Communication and expectation setting is one of the easiest ways to improve the perception of IT within an organization.


One of the most effective tools in an IT leader’s toolbox is expectation setting. Setting expectations and over-communicating have a large impact on the perception of IT for several reasons.

First, let’s look at the first line of support: the help desk. If an internal customer opens a ticket with the help desk, then there’s something relatively urgent about the situation. He can’t log on, his e-mail isn’t working, he can’t get to the internet, etc.

On the help desk, we may know that a ticket has been opened because we got an e-mail telling us as much, but that’s usually it until the issue is resolved. If the internal customer receives a phone call or an update on their issue pretty quickly, he develops a level of confidence in IT’s understanding of the sense of urgency that he feels. Even if a more serious Level 1 issue arises, which puts the user at the back of the line, a simple communication saying that IT is focusing on a major issue and their problem will be addressed as soon as possible would be helpful. Customers don’t mind waiting (usually) when the situation is explained and they can understand where their issue falls in the grand scheme of things–as long as they are informed. If they’re not informed, they begin to wonder why IT is taking so long to reset a password.

When the customer starts thinking like this, all kinds of things start creeping into their heads. And the longer that situation is left to fester, the worse the thoughts get. Pretty soon, you start seeing really low scores on your customer service survey, even though you hit your Service Level Agreements (SLA).
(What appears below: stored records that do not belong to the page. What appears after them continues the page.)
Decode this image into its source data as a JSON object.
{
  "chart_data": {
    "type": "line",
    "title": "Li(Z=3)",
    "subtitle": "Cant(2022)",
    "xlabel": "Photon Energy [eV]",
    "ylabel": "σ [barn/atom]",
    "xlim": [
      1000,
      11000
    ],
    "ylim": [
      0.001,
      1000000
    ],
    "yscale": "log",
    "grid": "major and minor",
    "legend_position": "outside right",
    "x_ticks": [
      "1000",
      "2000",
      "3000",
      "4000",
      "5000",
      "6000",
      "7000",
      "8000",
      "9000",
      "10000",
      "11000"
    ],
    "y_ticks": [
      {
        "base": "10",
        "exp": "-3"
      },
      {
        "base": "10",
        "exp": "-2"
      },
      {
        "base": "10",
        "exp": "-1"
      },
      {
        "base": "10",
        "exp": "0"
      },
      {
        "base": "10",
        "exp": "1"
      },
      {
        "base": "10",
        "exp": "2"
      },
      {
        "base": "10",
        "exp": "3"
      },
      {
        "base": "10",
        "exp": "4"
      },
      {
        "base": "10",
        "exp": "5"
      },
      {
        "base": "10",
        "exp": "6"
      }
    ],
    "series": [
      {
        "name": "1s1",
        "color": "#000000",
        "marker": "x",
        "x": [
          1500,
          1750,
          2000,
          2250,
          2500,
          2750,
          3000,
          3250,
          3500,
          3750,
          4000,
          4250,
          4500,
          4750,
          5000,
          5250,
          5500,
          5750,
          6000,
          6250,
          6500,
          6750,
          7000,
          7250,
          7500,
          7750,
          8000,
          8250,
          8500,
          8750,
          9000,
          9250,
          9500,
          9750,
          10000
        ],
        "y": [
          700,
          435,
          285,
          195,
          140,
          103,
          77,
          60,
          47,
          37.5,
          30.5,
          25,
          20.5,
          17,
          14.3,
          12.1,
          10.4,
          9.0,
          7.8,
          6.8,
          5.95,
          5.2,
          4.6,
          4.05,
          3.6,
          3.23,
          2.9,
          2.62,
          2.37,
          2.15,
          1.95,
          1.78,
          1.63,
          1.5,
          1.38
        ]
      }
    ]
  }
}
Let me give you two examples that happened to my team last week. First, our telecommunications provider acted too fast (I know this sounds impossible, but it did happen). We were in the process of switching over to our new provider, so we submitted our usual request 45 days out. Well, the company made the changes without notifying us.

Typically what happens is a scheduler notifies their customer (us) two days prior to performing the work. In this instance, that notification was issued the same day the work was done. Inevitably, something went wrong and two of our remote sites did not have phone service. In healthcare, that’s pretty severe. Our remote site was notified that the provider would try to have a tech come out “tomorrow.” Obviously, that wasn’t going to cut it, so I get on the phone and I call all of our service providers, even one that only manages our data connectivity to start calling the provider to get a tech out ASAP.

After this, I sent out an update to management of the remote site as to where we were with the situation. When we got confirmation that a tech would be there within the hour, we also notified management. With both communications, the remote site management felt that IT had the same sense of urgency they had about the situation and they felt comfortable that we were handling it.

Even after the situation was resolved, we over-communicated the post mortem. Re-training the scheduler to ensure a two-day notification window so that we could have a resource on sight just in case was part of the post mortem. Also, we made sure that we would have two spare cards for the PBX system at the site so if a card blew out again, we could replace it very quickly. There were a few other minor items, but communicating this to management helped them feel confident in the IT organization and comfortable in the fact that there was a plan in place if this ever happened again.

The second situation had to do with a major fiber cut in the Evansville, Indiana area. It affected phone and data. Now, there really isn’t anything you can do for a fiber cut except wait, but that doesn’t help management of the remote site feel any better. So being solution oriented, the IT team started getting a 3G air card and a router that would at least allow for internet access to be driven out to the site. We went through some hoops because we didn’t have all of the pieces in inventory, but before we had to drive the setup out to Evansville, they repaired the fiber cut. All during the outage we let site management know that we were on the phone with our provider and attacking it from every angle. Additionally, we notified them that someone from the IT team would be there shortly with a way to provide internet access. When the crisis was over, we received all kinds of e-mails from the management group of that remote site. One response actually had the word “Wow!” in it.

Expectation setting also goes a long way in project management. If a schedule slips or a change in scope occurs or a surprise cost happens, setting expectations goes a long way in instilling confidence that IT has things well in hand. Projects like swapping out a phone system for a new VoIP system affects almost every employee. There is a level of confidence when picking up a handset, there will be a dial tone. When you start messing with something that employees rely on day in and day out to do their job, you get some real concern. Communicating with users what will be different goes a long way to accepting the system with minimal complaints and very high adoption rates.

In essence, communication and expectation setting is one of the easiest ways to improve the perception of IT within an organization.